La fille de Martin Luther King a aussi lancé aux manifestants: « Montgomery! Plus rien ne peut nous arrêter maintenant! Nous sommes en mouvement! » Le plan de l’Alabama vise à redessiner la carte électorale pour supprimer l’un des deux districts démocrates à majorité afro-américaine, au moment où la Cour suprême des États-Unis a, en avril 2026, donné carte blanche aux États du Sud en affaiblissant le Voting Rights Act.
Le rassemblement de Montgomery faisait écho aux mots prononcés par Martin Luther King au Capitole de l’Alabama 60 ans plus tôt. Sur fond de politique électorale redevenue centrale dans le Sud américain, les manifestants ont relié la bataille du présent à celle de 1965, quand la violence à Selma avait poussé le président Lyndon B. Johnson à faire adopter, quelques mois plus tard, le Voting Rights Act.
À Selma, environ 100 personnes ont retracé le chemin des militants des droits civiques en traversant le pont Edmund Pettus deux par deux et en silence. Annie Pearl Avery ouvrait le cortège en fauteuil roulant. Âgée de 84 ans, elle avait été la plus âgée des militants de Bloody Sunday, cette marche de 1965 au cours de laquelle des centaines de manifestants avaient été battus par des forces de l’ordre sur ce même pont.

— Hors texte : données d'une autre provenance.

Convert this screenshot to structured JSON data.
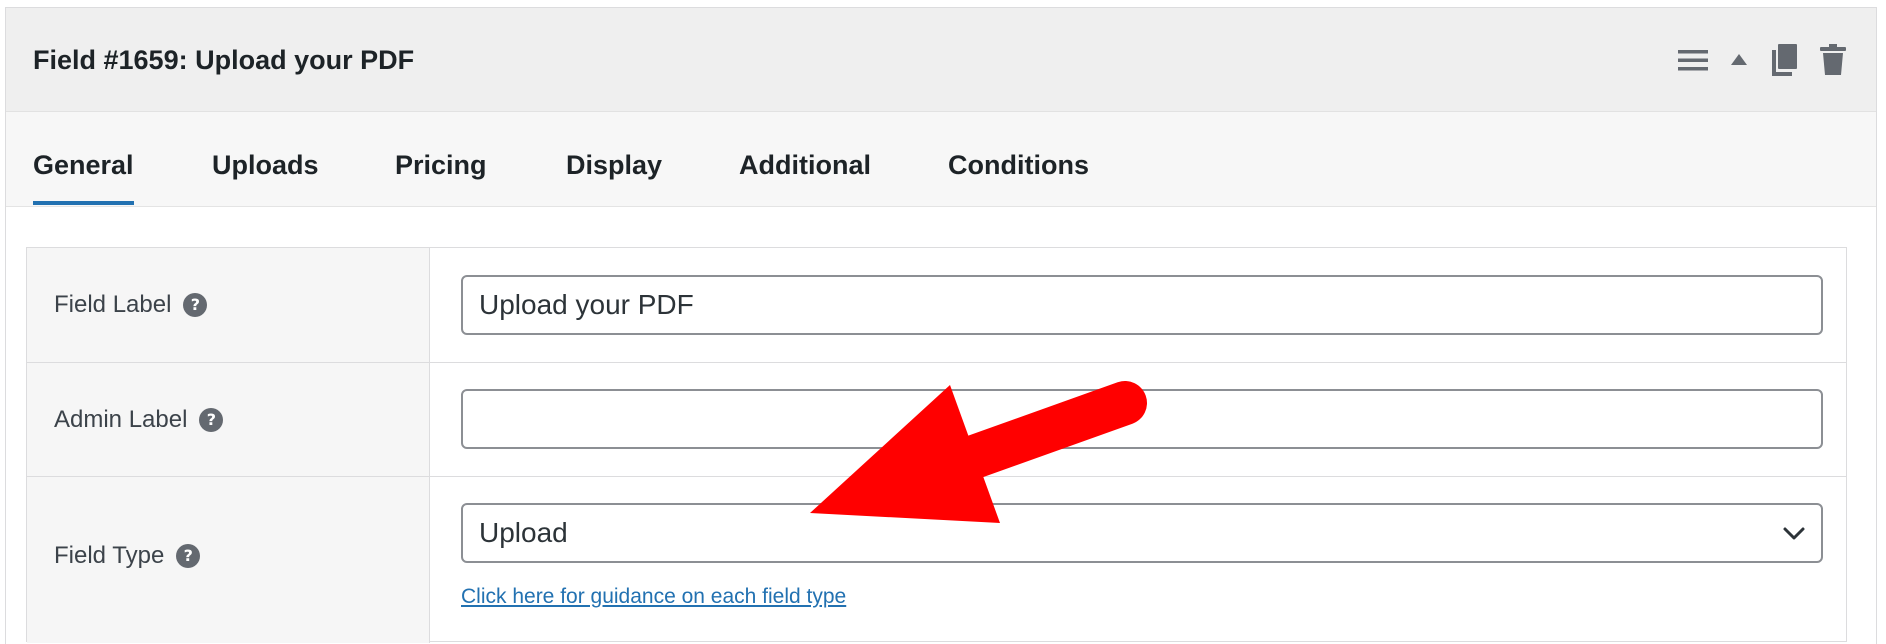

King a dit qu’elle savait qu’il était important, en tant que fille du pasteur assassiné, de revenir se tenir près de l’endroit où il s’était tenu pour revendiquer son héritage, afin de montrer qu’on ne le leur enlèvera pas. Cette journée a lié Montgomery à Selma, mais aussi le passé des droits civiques à une nouvelle bataille électorale qui, en Alabama, peut désormais se jouer sans le garde-fou fédéral qui comptait autrefois.